After we visited Nan, Dad would park near the old Australia Hotel on Bridge Road to have a beer with his mates. One of them, Ron Johnson, had actually played a handful of games for Richmond in the early sixties. Then we we’d take a stroll up the hill to the afternoon’s do-or-die. If it was finals time the shop windows would be filled with fearsome fluffy tigers, yellow and black balloons and streamers as well as photographs of Richmond’s stars. The Christmas lights on The Boulevard had nothing on this.

For me, the club and the community that spawned it were one and the same.

Then there were the flags. I remember after the premiership win in ’69 when The Australia was so crowded that deliriously happy patrons spilled out onto the footpath. They cheered and raised their glasses when a yellow and black flag was unfurled from the clock tower of the Town Hall down the street. The parish priest rang the bells of St.Ignatius on Richmond Hill after the Tigers toppled North Melbourne in the ’74 decider.
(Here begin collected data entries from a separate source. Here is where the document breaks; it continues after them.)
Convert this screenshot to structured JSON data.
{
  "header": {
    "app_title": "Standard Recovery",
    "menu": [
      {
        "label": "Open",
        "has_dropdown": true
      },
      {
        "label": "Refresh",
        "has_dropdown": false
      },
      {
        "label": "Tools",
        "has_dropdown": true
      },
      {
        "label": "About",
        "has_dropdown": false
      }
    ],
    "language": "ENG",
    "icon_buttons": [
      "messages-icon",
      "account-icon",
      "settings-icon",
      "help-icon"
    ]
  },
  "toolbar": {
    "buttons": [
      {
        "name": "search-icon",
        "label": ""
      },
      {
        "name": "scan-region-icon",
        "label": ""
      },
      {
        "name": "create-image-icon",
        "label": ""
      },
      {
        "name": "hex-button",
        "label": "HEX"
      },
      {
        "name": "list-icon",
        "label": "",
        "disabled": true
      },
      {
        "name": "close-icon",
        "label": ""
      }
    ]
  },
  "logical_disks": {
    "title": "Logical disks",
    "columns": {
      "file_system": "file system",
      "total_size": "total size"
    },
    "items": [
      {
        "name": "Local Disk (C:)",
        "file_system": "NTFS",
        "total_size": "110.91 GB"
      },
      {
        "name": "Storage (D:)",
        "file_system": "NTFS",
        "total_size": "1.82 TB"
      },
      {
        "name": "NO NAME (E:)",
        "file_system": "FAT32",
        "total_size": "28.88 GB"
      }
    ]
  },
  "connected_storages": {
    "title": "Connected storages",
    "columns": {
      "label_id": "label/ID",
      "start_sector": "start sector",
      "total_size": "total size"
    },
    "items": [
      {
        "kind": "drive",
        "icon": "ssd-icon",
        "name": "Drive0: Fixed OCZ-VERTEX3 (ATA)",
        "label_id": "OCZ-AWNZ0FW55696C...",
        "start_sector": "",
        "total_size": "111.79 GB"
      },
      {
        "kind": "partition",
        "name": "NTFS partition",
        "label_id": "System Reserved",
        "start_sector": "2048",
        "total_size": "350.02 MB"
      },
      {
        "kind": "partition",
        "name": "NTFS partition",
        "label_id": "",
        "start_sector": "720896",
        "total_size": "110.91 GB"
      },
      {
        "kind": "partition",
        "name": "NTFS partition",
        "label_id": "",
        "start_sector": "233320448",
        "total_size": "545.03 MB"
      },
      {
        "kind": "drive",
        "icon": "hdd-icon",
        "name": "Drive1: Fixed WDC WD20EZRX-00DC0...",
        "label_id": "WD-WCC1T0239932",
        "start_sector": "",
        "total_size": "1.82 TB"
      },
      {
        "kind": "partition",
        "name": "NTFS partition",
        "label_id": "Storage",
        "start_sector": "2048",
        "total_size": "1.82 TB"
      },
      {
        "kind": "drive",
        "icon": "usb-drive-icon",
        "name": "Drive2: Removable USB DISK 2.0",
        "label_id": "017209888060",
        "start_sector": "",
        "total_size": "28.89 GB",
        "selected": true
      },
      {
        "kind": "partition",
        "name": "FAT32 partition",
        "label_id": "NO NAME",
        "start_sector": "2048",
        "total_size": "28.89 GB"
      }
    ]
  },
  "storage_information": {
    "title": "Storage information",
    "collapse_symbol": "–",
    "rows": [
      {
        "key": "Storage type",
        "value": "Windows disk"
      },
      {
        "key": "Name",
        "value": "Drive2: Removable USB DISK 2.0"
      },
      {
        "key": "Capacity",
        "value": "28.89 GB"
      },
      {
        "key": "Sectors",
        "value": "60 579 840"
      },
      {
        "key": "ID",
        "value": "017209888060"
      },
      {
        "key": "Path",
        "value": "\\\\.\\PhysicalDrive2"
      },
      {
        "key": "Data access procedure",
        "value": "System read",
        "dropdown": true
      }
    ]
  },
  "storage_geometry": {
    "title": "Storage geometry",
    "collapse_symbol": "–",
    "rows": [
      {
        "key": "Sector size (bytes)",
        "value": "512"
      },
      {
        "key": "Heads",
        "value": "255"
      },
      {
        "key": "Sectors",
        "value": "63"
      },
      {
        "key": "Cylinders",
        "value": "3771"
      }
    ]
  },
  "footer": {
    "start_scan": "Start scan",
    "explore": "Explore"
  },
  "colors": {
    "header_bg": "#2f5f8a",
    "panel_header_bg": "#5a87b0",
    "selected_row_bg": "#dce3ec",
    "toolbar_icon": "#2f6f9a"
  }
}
My father regaled me with tales of seeing players in the streets of Richmond as he was growing up after the war. Many of them lived and worked in Richmond in the days before football was a fulltime job. And it was tribal. If you crossed Victoria Street to the Abbotsford side you were at risk of being bashed by Collingwood toughs. Likewise, Magpie supporters risked life and limb if they ventured across the border.

These days it’s different. Dad passed away in 1991 and my grandmother followed three years later. The old Australia Hotel became a wine bar and later still a clothing store. It’s a long time since the Tigers ruled the football jungle.

Now I take my own son to the MCG.

If you like footy, if you like walking, if you like a bit of history as I do, you can take a self-guided walk around the suburb highlighting its links to the club that bears its name.

See where Jack Dyer, Tom Hafey and Kevin Bartlett lived. Visit pubs that players owned and managed. Drop in on Jack Dyer’s old school and get yourself a tattoo at the place where Jack Titus ran a café in the 1940s. Gaze upon the fountain outside the Town Hall. Ruckman Barney Herbert hoisted himself up there in front of hundreds of barrackers after Richmond defeated Collingwood in the 1920 grand final.

“What did we do to ‘em?” yelled Barney.

“We ate ‘em alive!” roared the fans.

The walk map and notes can be downloaded at www.richmondtigerlandwalk.com

 

Comments

  1. Is Mr Wrap’s borstal on the tour? And Jack Dyer’s milkbar where he bought his first Turf cigarette?

  2. It’s an interesting article to read. I’m a new St Kilda fan and learned that Saints training bases have been relocated a few times. However this article seems to suggest me to walk around the suburb of St Kilda. I live in Sapporo, Japan and would love to visit places around St Kilda including St Kilda Beach when I make a way to Melbourne. Also I will visit the club’s training facility in Seaford.

  3. You paint a vivid image of suburban Richmond back in the sixties, connecting both daily life and it’s footy life.

  4. Robert Harriss says

    Have a look at “Finding Jack Dyer” by Tony Hardy if you want toget a real sense of Richmond and its history, and football tribalism from the 20s through to the 70s.